Berrien was a member of the Georgia Senate from 1822 to 1823. He was elected as a Jacksonian Democrat to the United States Senate and served from March 4, 1825. In 1824, in ''The Antelope'' case he argued against the freedom of slaves captured at sea noting slavery "lay at the foundation of the Constitution" and that slaves "constitute the very foundation of your union".〔Fateful Lightning: A New History of the Civil War and Reconstruction; by Allen C. Guelzo, May 18, 2012, kindle location 935〕 On March 9, 1829, he resigned from the Senate to accept the position of Attorney General in the Cabinet of President Andrew Jackson. He held that post from March 9, 1829, until June 22, 1831, when he resigned. After leaving the Cabinet he resumed the practice of law until he was again elected, as a Whig, to the U.S. Senate and served from March 4, 1841, until May 1845, when he again resigned to accept an appointment to the supreme court of Georgia; again elected in 1845 to the United States Senate to fill the vacancy caused by his second resignation; reelected in 1846 and served from November 13, 1845, until May 28, 1852, when he resigned for the third time.

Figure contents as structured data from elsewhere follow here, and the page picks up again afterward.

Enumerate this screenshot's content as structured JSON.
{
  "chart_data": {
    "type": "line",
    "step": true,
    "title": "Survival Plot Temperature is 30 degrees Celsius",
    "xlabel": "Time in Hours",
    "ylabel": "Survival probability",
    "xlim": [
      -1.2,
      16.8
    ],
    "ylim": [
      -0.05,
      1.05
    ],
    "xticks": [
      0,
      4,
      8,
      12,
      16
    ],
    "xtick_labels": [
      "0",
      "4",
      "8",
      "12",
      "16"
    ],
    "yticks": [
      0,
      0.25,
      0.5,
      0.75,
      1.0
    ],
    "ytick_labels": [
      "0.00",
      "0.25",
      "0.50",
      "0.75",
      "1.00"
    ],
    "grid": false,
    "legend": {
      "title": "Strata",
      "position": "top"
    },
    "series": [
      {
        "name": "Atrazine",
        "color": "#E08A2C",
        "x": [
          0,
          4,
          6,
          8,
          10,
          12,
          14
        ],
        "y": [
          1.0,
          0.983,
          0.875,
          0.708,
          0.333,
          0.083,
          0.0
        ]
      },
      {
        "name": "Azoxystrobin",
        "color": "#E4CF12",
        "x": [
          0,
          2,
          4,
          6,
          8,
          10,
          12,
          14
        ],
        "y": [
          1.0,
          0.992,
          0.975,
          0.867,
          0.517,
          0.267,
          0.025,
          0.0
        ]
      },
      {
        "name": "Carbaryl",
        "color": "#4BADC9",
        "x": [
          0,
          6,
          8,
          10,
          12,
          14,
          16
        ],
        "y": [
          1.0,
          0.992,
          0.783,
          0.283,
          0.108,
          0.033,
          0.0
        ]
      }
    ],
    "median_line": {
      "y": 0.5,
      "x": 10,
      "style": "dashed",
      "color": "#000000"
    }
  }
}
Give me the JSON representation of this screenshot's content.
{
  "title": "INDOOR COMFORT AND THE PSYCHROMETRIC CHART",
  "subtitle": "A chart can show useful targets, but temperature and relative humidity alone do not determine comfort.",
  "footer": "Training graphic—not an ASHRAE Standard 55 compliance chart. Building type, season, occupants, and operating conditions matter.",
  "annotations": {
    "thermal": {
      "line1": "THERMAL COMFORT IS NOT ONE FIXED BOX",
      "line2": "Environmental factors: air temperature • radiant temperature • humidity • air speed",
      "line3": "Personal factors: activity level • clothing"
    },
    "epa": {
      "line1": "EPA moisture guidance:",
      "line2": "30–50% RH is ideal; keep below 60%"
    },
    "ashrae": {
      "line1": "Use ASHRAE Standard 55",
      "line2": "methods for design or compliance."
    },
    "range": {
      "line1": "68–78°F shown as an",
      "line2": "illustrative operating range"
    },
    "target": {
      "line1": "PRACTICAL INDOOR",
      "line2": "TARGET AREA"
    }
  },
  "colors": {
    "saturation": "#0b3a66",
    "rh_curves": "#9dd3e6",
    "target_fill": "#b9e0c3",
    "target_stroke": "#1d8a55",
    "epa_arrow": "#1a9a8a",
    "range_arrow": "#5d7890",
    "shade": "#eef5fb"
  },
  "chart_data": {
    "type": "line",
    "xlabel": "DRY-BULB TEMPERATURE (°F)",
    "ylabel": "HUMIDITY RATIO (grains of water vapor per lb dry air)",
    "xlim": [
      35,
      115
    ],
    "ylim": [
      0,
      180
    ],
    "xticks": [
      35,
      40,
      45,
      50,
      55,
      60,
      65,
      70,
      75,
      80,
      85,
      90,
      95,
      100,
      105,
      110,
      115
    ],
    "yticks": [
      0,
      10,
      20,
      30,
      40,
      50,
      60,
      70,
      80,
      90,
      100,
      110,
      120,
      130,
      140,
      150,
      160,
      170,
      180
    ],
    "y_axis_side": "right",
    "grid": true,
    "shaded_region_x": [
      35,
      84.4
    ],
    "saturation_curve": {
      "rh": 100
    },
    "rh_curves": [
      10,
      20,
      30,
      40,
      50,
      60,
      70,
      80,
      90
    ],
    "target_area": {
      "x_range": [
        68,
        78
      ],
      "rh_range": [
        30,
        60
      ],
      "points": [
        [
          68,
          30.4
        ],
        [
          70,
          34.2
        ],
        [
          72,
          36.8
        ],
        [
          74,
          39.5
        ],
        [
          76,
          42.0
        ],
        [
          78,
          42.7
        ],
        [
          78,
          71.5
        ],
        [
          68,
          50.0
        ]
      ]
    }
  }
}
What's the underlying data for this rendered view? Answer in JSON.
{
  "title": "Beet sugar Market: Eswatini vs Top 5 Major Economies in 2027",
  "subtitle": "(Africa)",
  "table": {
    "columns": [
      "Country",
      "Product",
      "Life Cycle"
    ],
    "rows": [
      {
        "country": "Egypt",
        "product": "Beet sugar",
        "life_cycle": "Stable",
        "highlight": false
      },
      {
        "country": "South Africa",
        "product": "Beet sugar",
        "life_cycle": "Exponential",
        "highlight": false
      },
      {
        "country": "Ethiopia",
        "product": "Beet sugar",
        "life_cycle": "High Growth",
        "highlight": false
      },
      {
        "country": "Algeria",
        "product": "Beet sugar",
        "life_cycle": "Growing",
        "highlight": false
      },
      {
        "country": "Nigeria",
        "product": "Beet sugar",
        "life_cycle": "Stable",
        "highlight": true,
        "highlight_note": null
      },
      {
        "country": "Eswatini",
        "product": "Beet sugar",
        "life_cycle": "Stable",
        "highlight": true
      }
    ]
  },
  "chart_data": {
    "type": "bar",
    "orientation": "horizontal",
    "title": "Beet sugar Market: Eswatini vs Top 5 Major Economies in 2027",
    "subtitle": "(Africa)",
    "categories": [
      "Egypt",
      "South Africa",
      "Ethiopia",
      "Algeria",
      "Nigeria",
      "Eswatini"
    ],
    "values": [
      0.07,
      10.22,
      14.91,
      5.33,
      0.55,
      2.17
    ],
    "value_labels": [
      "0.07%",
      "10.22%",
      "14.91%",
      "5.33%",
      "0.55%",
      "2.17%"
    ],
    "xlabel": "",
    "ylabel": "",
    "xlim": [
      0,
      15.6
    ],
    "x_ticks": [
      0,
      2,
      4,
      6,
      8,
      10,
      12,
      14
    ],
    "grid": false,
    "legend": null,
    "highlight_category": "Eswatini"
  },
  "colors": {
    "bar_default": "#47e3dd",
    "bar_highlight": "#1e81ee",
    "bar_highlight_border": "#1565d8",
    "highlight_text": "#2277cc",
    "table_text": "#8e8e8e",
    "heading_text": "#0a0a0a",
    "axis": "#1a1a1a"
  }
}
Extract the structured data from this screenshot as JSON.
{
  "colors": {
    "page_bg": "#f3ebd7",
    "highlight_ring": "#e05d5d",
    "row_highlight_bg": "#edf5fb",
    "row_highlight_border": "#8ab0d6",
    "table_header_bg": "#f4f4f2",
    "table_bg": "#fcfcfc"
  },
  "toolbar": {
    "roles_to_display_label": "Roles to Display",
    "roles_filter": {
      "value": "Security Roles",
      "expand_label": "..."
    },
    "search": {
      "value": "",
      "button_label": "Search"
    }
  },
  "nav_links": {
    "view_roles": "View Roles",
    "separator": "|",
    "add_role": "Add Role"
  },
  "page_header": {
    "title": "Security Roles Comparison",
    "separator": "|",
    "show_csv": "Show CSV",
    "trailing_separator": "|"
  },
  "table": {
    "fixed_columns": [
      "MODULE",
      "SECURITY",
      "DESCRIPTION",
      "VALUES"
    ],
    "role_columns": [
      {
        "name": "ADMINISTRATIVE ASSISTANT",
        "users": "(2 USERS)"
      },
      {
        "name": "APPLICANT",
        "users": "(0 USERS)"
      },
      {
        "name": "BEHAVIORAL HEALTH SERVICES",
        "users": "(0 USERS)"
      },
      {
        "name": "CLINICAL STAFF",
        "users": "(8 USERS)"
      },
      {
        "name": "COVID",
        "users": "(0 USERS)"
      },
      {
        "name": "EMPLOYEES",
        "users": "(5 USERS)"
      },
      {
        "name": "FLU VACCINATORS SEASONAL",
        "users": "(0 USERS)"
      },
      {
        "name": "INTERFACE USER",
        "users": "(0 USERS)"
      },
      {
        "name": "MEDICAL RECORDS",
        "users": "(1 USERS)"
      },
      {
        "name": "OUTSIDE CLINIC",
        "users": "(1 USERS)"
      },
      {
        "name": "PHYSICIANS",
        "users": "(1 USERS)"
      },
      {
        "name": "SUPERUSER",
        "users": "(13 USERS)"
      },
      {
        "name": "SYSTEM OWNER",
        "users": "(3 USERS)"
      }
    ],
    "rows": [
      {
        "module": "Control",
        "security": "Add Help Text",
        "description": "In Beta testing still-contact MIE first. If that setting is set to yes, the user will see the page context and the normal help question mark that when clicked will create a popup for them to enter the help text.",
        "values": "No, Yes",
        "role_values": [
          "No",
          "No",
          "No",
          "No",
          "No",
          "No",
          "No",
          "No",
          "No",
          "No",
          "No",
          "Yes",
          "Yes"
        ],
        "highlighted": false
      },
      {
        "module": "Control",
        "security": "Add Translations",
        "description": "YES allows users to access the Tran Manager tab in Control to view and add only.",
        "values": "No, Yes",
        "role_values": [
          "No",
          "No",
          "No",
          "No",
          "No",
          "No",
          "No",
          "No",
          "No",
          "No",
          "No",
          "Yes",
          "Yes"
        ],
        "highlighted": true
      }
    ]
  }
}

Berrien's views on sectional issues hardened during his tenure in the Senate and he became aligned with the short-lived Southern Rights Party formed to oppose the Compromise of 1850 and the Wilmot Proviso.
During the 1820s, Berrien was a member of the prestigious society, Columbian Institute for the Promotion of Arts and Sciences, which counted among its members former presidents Andrew Jackson and John Quincy Adams and many prominent men of the day, including well-known representatives of the military, government service, medical and other professions.
He served as the chairman of the U.S. Senate Committee on the Judiciary in the 20th, 26th and 27th Congresses. He was president of the American Party convention at Milledgeville in 1855; and died in Savannah on January 1, 1856. He is interred in Laurel Grove Cemetery.